Com base nesses argumentos, o Conselho, por maioria, julgou procedente o pedido de Revisão Disciplinar e desconstituiu a sanção administrativa aplicada pelo tribunal de origem. Vencidos os Conselheiros Mauro Pereira Martins (Relator), Jane Granzoto, Luis Felipe Salomão e a Presidente, que julgavam improcedente o pedido; e, parcialmente, os Conselheiros Marcio Luiz Freitas e Mário Goulart Maia, que anulavam a penalidade, mas determinavam o retorno dos autos ao juízo de origem para novo julgamento.

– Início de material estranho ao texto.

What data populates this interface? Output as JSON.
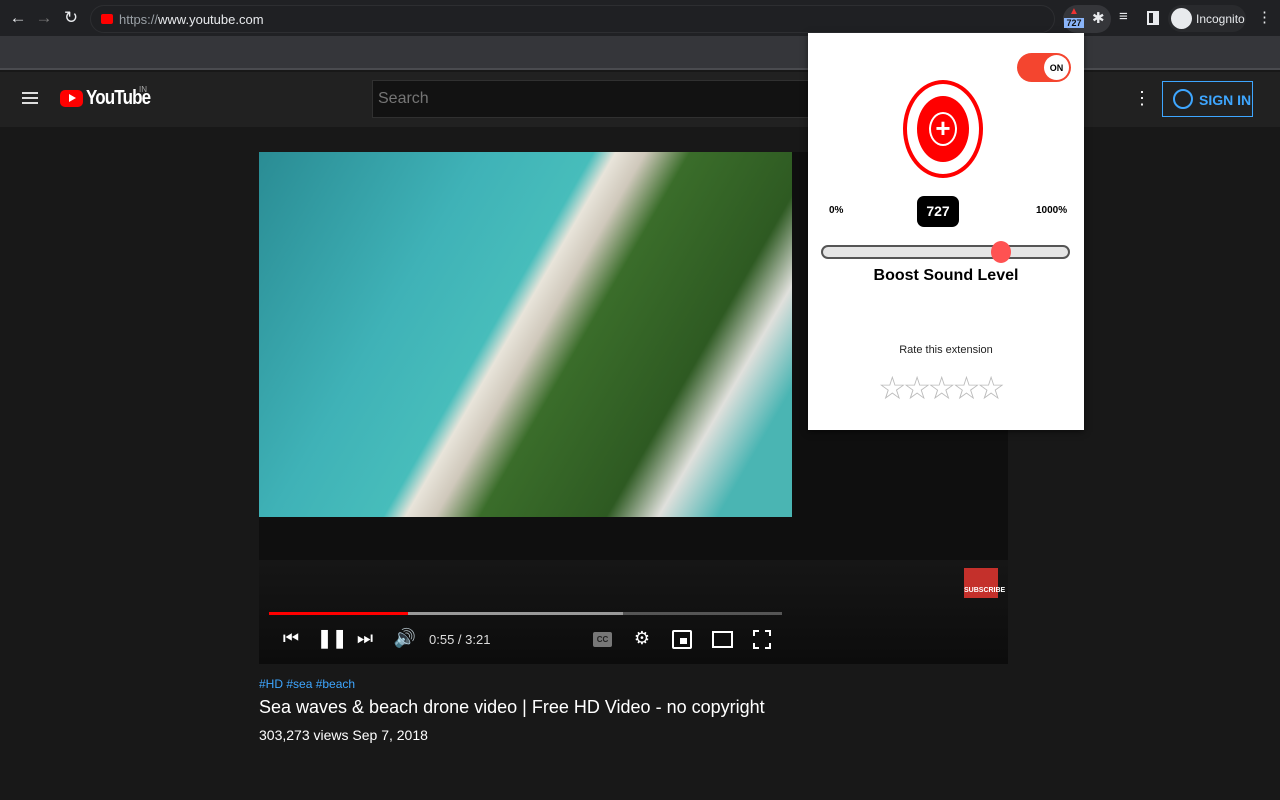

(RevDis 0010252-91.2020.2.00.0000, Relator: Conselheiro Mauro Pereira Martins; Relator para o acórdão: Conselheiro João Paulo Schoucair, julgado na 10ª Sessão Ordinária em 20 de junho de 2023.)[11] – grifamos.
Nossas considerações: na 5ª Sessão Ordinária do CNJ, 11.04.2023, sustentamos oralmente a prerrogativa do cliente em ter a sua revisão disciplinar conhecida e julgada procedente pelo Plenário do CNJ. Após alguns pedidos de vistas regimentais, no dia 20.06.2023 o Plenário do CNJ, por maioria de votos, julgou procedente o pedido de revisão disciplinar para desconstituir a sanção administrativo aplicada pelo Tribunal de origem.
Decisão importante no âmbito do CNJ, pois conseguimos superar os requisitos do artigo 83 do RICNJ[12] e fazer com que o Plenário do CNJ conhecesse da Revisão Disciplinar e, quanto ao mérito, desconstituísse a sanção disciplinar – desproporcional e desarrazoada – aplicada pelo Tribunal de origem.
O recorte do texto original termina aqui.